I didn’t go to the big RT* convention. But apparently there were two rooms for book signings. One room was for all the established authors with traditionally published books. Readers could pick a book, have it signed, and pay for it as they left the room. I gather that Barnes and Noble was handling the sales for this event. I’m going to assume this saves the individual authors from handling money.
Then some idiot said the other room was for aspiring authors. Not true. The other room was for independent authors. Their books were not handled the same way because… It’s complicated. But it all has to do with why indies aren’t sitting on many bookseller shelves next to other print books.
But all the authors there “bought” table space. They were supposed to get three feet of table space. Indies wound up with half that and were crammed together in a smaller ballroom.
So the whole thing is being blown out of proportion, but at the bottom of it is still the snobbery between traditional and indie authors. Many indie authors are acquiring their backlists** from traditional publishers and small epublishers who use POD** paper books or very short print runs. Those traditional authors are now indie pubbing those books. So obviously traditionally published authors are running to indie publishing in droves! But there is still something “special” about being able to say I write for (insert big publishing house name). And the traditional houses still hold the majority of the big names in the industry.
The truth is the big publishers have money and they can spend it. If you are a fair-haired child of theirs, they will spend it on advertising. And where do they advertise? Places like RT magazine. So whom is RT going to cater to? The big publishers. This is not rocket science. Money talks.
Today, small and indie publishers make up the brunt of the books available. It’s been a wonderful thing for both the authors and the readers. Never before has there been so much available and in every possible genre. But there is still the lingering snobbery of being traditionally published. Why? I have no clue. Many an indie has turned down a publishing deal with one of the big publishers because they can make more money without them.
If a big publisher came to me with a deal, I’m not sure what I’d do. I’d have to look at the contract very carefully. So often contracts tend to own characters, etc. and I don’t want to give up what I have. It’s all very tempting. And who wouldn’t be tempted by the idea of having a big publisher shove an author into the limelight? Why wouldn’t I be tempted to be wrapped in that protective blanket?
The truth is most indies work harder than traditionally published authors because we’re responsible for more. But the snobbery is there and it’s not going to go away anytime soon. Do you want a pair of jeans from that superstore down the street or the pair with the big name on your backside? And what if that pair from the superstore cost much less, fit better, and wore longer? But people like that big name!

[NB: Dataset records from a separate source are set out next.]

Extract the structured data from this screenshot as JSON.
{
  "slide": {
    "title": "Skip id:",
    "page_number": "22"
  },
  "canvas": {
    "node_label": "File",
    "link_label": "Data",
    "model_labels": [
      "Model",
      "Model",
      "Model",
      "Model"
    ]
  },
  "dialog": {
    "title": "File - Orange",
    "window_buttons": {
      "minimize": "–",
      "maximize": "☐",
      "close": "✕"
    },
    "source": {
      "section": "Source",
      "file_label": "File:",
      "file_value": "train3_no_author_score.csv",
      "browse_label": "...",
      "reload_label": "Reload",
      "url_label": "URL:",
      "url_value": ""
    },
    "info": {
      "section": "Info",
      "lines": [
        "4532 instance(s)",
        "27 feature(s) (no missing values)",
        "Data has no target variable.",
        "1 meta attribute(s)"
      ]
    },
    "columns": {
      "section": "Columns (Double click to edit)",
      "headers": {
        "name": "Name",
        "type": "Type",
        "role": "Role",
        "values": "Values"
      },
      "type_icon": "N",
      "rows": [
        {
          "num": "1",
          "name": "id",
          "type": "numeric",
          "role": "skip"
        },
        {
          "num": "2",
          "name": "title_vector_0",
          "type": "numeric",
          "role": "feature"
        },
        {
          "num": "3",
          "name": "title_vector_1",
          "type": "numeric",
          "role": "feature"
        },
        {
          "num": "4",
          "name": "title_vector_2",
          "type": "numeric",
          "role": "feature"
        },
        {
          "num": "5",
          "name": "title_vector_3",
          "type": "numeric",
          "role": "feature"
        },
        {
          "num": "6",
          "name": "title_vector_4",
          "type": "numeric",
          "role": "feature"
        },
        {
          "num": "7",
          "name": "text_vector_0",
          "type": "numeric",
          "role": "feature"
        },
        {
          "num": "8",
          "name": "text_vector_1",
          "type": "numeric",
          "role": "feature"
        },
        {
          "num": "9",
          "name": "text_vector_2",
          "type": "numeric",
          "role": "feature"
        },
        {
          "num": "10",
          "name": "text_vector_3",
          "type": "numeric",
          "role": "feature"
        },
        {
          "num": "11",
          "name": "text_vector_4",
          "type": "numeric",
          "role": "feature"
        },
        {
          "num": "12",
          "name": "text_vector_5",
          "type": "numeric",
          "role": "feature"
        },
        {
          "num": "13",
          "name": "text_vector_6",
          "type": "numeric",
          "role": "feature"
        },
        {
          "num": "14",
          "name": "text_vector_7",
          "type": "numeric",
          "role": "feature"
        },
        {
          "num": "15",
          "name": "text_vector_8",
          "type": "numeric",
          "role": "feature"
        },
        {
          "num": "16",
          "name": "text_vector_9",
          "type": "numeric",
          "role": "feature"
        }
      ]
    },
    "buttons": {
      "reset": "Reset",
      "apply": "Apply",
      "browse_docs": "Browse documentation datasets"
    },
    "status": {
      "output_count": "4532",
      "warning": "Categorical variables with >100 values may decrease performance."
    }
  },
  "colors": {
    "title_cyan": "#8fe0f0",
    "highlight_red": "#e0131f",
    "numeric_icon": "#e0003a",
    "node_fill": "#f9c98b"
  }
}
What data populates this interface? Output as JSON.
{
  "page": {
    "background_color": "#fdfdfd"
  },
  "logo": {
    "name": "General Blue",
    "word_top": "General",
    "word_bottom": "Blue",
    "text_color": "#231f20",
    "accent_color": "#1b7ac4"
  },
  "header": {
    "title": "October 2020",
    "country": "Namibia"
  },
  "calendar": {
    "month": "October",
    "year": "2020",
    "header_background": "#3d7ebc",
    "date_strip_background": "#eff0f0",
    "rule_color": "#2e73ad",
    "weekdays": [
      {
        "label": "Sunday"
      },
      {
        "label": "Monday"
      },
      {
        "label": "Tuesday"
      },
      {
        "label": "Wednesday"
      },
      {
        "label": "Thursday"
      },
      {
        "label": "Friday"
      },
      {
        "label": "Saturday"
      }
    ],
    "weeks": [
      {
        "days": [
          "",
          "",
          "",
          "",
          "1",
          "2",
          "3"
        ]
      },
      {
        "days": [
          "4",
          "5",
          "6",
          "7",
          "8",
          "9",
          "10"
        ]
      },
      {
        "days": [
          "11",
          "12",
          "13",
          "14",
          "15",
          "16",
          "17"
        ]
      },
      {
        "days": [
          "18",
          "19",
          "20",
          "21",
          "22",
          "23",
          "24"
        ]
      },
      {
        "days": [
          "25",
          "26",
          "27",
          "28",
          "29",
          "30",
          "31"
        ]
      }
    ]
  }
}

And being those big publishers are the money behind so many book conventions and they have the advertising budgets to toss at magazines dedicated to readers, indies will be shunned. The playing field is changing, and it won’t happen overnight. It might take another twenty years before there are serious changes. But until then, readers shouldn’t have to worry about the politics of this business. Readers only need to be able to find the kinds of books that they love to read and at a price that fits their budget.
So RT made some mistakes. I think they know that by now and someone is probably in trouble. We don’t have the money of the big publishers, but we’re too big to be ignored. Changes need to be made. But I doubt they will happen between now and next year’s convention. Why? Because the big publishers still hold the keys to the money.
Are you a snob? Does it matter who published the book you are reading? Do you love going to big conventions or do the small town ones capture your attention? Have you ever met your favorite author?
*RT: Romantic Times, a magazine dedicated to romance readers
**Backlists: books previous published and the rights to those books have been returned to the author
***POD and short print runs: Print on Demand, books printed at the time of purchase. Short print runs, 300-500 books printed at one time and sent to booksellers.